Now that that's out of the way, I don't see any reason at all for it to be the case that certain words should absolutely not be said (in the moral sense of 'should'). Before getting into why, I think a distinction should be made between a word - the vocalization and the graphical text - and its meaning - what goes on in the minds of the speakers, hearers, writers, and readers when a word is said, heard, written, or read.

The meaning depends entirely on context; that is what the minds involved believe about the word, what the words nearby it in writing or in speech, and the setting in which the word is written or said. Because the meaning depends on context, I don't believe that a one-to-one mapping of meanings to words is possible.

Therefore, while I can understand how some can believe that certain meanings morally shouldn't be communicated, I don't see how there can be a moral obligation not to say certain words.
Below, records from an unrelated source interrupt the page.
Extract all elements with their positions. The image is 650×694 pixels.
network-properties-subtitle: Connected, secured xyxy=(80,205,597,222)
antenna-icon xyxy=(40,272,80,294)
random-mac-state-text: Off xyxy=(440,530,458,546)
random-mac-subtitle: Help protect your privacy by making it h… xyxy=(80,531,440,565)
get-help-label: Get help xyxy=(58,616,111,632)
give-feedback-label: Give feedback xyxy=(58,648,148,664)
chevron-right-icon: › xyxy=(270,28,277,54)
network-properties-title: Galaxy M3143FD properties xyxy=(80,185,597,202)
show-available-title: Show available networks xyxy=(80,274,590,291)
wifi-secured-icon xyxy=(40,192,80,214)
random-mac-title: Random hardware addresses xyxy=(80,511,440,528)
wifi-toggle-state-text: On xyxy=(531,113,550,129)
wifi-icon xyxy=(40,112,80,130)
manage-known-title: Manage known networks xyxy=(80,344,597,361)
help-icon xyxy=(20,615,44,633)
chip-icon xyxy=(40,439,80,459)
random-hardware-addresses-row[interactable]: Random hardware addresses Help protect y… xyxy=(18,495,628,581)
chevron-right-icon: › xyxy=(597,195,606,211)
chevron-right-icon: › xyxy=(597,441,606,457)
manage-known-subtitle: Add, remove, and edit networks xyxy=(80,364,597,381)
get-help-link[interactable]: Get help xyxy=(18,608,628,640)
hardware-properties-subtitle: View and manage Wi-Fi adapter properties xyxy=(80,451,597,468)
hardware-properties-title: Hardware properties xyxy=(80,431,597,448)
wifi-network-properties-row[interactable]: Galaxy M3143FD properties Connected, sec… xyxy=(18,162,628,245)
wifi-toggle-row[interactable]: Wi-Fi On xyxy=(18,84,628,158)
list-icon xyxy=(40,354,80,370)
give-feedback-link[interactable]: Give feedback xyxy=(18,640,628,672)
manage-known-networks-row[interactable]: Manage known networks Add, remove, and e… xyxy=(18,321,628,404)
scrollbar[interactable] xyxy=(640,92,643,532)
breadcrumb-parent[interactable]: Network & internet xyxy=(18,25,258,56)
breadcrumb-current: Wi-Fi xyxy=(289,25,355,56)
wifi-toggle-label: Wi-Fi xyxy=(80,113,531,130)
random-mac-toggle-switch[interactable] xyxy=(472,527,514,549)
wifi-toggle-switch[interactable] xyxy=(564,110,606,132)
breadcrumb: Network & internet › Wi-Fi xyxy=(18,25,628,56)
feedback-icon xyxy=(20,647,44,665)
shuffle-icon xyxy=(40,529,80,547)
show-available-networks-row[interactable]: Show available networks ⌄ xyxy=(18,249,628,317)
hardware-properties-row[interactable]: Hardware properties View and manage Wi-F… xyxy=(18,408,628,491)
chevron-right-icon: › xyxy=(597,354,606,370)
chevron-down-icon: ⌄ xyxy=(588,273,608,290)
The usual complaint I hear from the politically correct crowd is that using certain words in a negative light is morally wrong since it attaches a negative connotation to the word's denotation, i.e. it attaches bad feelings to the word's dictionary definition (and by extension, the people that the dictionary definition represents). But if there is no one-to-one mapping of meanings to words, then there is no "right" definition of words. Denotation just doesn't exist.

I can understand the biblical injunction to not use Yahweh's name in vain. What I can't understand is when people interpret that to mean that you may not say the word "God" (hint: that's not his name, nor is that what the command is talking about) or that you may not say the words 'fuck' or 'shit' or 'damn'. Those words probably have completely different meanings when an adult uses them versus when a two-year old drops an f-bomb in the grocery store. Which is why it makes no sense to me to see someone chide a two year-old for dropping an f-bomb in the grocery store.

Repeated disclaimer: I'm not advocating going around talking about 'n****s' all the time. Oftentimes, when the word is used, it has a negative connotation about a certain group of people. And if you use it, there's a good chance that it'll be interpreted that way. Pragmatically, it doesn't make sense to use that word lightly. What I am saying is that there is no denotation of that word, and nobody needs to get uppity when the context makes it clear that it's not used in an insulting way.

You could even argue that when someone uses a word that usually has a negative connotation in a way that has no negative connotation, they're gradually breaking down the perception that the word has a negative denotation. They're rendering it innocuous. Some people might consider that a good thing.

So what do you think about this shit?